Tjenesten og MEg | The health service and ME, Sintef FaFo

They consider the bio-psycho-social model to be a possible explanatory model for the maintenance of symptoms, but based on their own social science research (the social component of the model) they can only support hypotheses that social relationships between patients and services are of such a nature that they can have a disease-maintaining, and perhaps aggravating, effect.
I also wonder about this section. I think it’s very ambiguous.

If we take «social relationship» to mean any aspects of the interaction between e.g. NAV and a patient, including the consequences of mandated treatments and measures, and the abuse and neglect, and we take «disease» to mean the totality of the patient’s health, then the statement is so vague that it doesn’t really mean anything.

But it could also be interpreted as saying that the patient’s ME/CFS could improve if NAV trusted them and didn’t abuse them. And that is a problematic claim because while some might be able to avoid deterioration due to repeated and/or excessive PEM caused by NAV, we really don’t have a foundation to support general statement regarding that avoiding PEM could improve your ME/CFS (i.e. not maintaining it to the same degree anymore).

If we take it even further, it could be interpreted as saying that if the patient just felt trusted etc. they would get better.

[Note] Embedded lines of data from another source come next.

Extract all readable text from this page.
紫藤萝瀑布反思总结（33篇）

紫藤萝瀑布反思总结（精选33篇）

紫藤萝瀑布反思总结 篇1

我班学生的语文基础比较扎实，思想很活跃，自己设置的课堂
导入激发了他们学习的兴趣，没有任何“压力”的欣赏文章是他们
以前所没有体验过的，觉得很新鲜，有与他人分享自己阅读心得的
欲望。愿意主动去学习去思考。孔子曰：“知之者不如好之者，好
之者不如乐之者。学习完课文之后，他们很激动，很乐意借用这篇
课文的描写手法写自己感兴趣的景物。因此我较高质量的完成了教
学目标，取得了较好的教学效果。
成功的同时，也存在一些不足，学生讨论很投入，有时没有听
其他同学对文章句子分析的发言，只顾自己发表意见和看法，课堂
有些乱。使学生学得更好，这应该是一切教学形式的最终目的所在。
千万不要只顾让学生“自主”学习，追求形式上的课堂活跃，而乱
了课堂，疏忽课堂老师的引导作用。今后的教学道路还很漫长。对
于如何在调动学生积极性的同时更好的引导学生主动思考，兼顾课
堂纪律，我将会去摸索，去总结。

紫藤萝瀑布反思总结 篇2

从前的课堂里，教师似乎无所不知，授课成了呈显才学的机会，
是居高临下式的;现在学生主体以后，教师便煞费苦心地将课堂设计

I understand that it’s a summary and that Kielland & Co might have said and intended something more specific and unproblematic. But the context of the meeting should make it obvious that we need precision if we want to avoid further harm to the patients.
 
I take plausible to mean that it is likely. How do you define it?
That it seems reasonable. So one level up from possible, but not to the level of likely, basically? But also mainly about how someone hearing it would not have any immediate objections if they're not familiar with it.

Which is really what the ideologues are aiming for. And there is much more apt word for it: pseudoscience. They explicitly want explanations that sound like something a physician would know, using medical terms, even though they're just speculative nonsense.

Or maybe bullshit would be more apt, but in the context they are using it, they basically amount to the same thing.
 
I always took plausible to mean merely within the bounds of possible, not likely. But apparently the dictionary disagrees with me.
 
The report contains this diagram:

1751282799752.png

Can anyone find what number of persons that had experience of each of treatments in the graph?

I don't find those number anywhere in the report.

Edit: I note that this thread is older than the report I link to. So maybe this thread started about a previous version of the report.
 
Last edited:
The report contains this diagram:

View attachment 26804

Can anyone find what number of persons that had experience of each of treatments in the graph?

I don't find those number anywhere in the report.

Edit: I note that this thread is older than the report I link to. So maybe this thread started about a previous version of the report.
There is a source at the bottom of the next page (bidraget er hentet fra). Maybe there’s more info there?
 
The consistency with which the official treatments are always at the bottom, and the things they advise against at the top, really deserves a paper of its own. Maybe several papers. It's actually remarkable how well it holds up.

Just like all the papers and reports showing the disastrous state of the overall situation, the overwhelming misery, and how it entirely contrasts with the lies coming from health care services and physicians about how things are rather fine and there's no need to do anything. Both realities are represented, yet only one of those is true.

Reality has that ability to just continue existing even when people don't believe in it.